Power Query slow refresh and TABLE.BUFFER

Hi ,

very much appreciate your help with this

i have a workbook with 50 power queries, of which 30 need to refresh ALL, at the same time.

some of them time out (i get the popular "this query doesn't load with 100 secs", but not always, which is strange?

i have been informed that if i DESELECT "allowing data preview in the background" then this could help.

could anyone inform me why this is?, and if its a good idea. - i don't need to work on the file whilst its refreshing.

the next point to improve speeds i have read,  was to add Table.Buffer to my source code?

but where do i put this ?

my code to my query (where all others are pointing to is)

= Table.NestedJoin(Class, {"Column2"}, myid, {"Trnid"}, "myid", JoinKind.LeftOuter).

 

so how should this code read if i inserted the table.buffer?

 

thanks for your help on this, its much appreciated as its taken so much time to get all the PQ's working and is just so frustrating that now it doesn't refresh properly on a consistent basis.

 

thanks

 

steve reeves

 

 

 

9 Replies

  • John_Proistakis's avatar
    John_Proistakis
    Copper Contributor
    stever78
    Did you find a solution to the slow refresh issue?
    I also have a big-time problem with my live data loading & refreshing speed... I've searched everywhere and found nothing...
    • SergeiBaklan's avatar
      SergeiBaklan
      Diamond Contributor

      John_Proistakis 

      IMHO, there is no universal solution. Depends on many things. What is your data source, do you use query folding, did you separate staging queries, etc, etc, etc.

  • SergeiBaklan's avatar
    SergeiBaklan
    Diamond Contributor

    stever78 

    I don't think disabling "allowing data preview in the background" helps a lot with performance, it affects caches update in preview mode.
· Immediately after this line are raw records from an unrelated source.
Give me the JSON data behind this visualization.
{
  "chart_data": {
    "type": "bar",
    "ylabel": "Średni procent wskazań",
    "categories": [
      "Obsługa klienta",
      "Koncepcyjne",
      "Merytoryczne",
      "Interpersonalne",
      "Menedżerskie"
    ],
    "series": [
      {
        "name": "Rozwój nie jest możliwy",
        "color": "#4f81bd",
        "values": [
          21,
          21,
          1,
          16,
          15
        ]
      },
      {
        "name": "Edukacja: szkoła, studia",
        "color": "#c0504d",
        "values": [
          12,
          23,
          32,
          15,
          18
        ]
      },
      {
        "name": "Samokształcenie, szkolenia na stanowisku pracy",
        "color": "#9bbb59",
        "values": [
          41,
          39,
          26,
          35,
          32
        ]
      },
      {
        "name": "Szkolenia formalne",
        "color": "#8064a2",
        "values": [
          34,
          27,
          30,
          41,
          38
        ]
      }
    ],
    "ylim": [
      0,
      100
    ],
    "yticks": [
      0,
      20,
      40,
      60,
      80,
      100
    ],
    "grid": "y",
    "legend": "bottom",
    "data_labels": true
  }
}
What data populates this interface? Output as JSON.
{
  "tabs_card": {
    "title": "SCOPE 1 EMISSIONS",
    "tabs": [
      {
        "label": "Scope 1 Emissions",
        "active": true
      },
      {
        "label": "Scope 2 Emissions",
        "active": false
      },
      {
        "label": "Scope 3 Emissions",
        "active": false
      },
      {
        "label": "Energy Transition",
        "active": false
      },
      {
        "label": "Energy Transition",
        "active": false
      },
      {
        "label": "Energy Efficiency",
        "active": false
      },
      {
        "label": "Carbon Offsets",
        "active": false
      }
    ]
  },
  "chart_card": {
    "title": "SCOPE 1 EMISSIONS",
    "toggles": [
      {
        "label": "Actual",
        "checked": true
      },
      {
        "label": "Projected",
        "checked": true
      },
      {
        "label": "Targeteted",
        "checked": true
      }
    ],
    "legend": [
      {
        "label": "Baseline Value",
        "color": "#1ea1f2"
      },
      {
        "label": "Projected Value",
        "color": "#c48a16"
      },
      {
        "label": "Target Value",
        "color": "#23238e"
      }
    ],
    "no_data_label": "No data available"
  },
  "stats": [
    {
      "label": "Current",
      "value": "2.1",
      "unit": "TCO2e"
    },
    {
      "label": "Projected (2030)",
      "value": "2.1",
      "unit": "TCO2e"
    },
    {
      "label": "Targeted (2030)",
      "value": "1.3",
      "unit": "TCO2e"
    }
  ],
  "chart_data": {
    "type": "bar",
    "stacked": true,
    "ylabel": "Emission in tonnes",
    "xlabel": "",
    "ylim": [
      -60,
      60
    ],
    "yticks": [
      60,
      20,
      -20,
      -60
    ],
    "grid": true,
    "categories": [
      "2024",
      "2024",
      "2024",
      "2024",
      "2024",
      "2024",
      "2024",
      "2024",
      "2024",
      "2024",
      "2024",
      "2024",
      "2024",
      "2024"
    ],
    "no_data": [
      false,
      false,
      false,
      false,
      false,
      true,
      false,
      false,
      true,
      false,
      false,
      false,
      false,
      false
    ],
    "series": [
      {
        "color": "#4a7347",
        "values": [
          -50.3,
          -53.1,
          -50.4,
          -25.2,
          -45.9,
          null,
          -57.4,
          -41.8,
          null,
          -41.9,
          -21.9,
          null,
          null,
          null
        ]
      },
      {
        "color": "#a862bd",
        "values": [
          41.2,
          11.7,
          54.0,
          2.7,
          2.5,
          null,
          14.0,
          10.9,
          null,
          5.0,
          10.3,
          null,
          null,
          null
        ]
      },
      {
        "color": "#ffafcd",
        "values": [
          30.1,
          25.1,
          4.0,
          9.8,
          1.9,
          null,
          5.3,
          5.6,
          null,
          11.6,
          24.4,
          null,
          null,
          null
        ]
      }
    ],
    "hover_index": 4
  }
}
Side effect, in preview mode you may have "evaluation was cancelled" yellow alert. Not critical, you may click on such query to refresh it. But again, that's mainly preview mode.

     

    Table.Buffer() could improve performance a bit, could not. It fixes the table in memory and useful when you sort or remove duplicates in table.

     

    Aggregations like Table.NestedJoin could really affect performance. Depends on how your queries are designed Table.Join instead could improve the performance.

     

    I'd recommend to check series of Chris Webb posts related to Power Query performance, one of them is Chris Webb's BI Blog: Optimising The Performance Of Power Query Merges In Power BI, Part 3: Table.Join And SortMerge Chris Webb's BI Blog (crossjoin.co.uk) and here you may find links on other post from this series. 

    • stever78's avatar
      stever78
      Brass Contributor
      thanks for the reply sergei, i wil look into the table.join function.

      concerning table.buffer though, do i insert that code at the start of my join query (above), so
      = Table.NestedJoin.Buffer(Class, {"Column2"}, myid, {"Trnid"}, "myid", JoinKind.LeftOuter).
      instead of
      = Table.NestedJoin(Class, {"Column2"}, myid, {"Trnid"}, "myid", JoinKind.LeftOuter).

      how would i enter the code? Or does it not work for nested.join queries.

      thanks for your help, best, steve


      • SergeiBaklan's avatar
        SergeiBaklan
        Diamond Contributor

        stever78 

        That could be like

        step = Table.NestedJoin(
           Table.Buffer( Class ), {"Column2"},
           Table.Buffer( myid ), {"Trnid"},
           "myid", JoinKind.LeftOuter)

        or

        a = Table.Buffer( Class ),
        b = Table.Buffer( myid ),
        step = Table.NestedJoin(
           a, {"Column2"},
           b, {"Trnid"},
           "myid", JoinKind.LeftOuter)

        Table.Buffer() do nothing but load the table into the memory.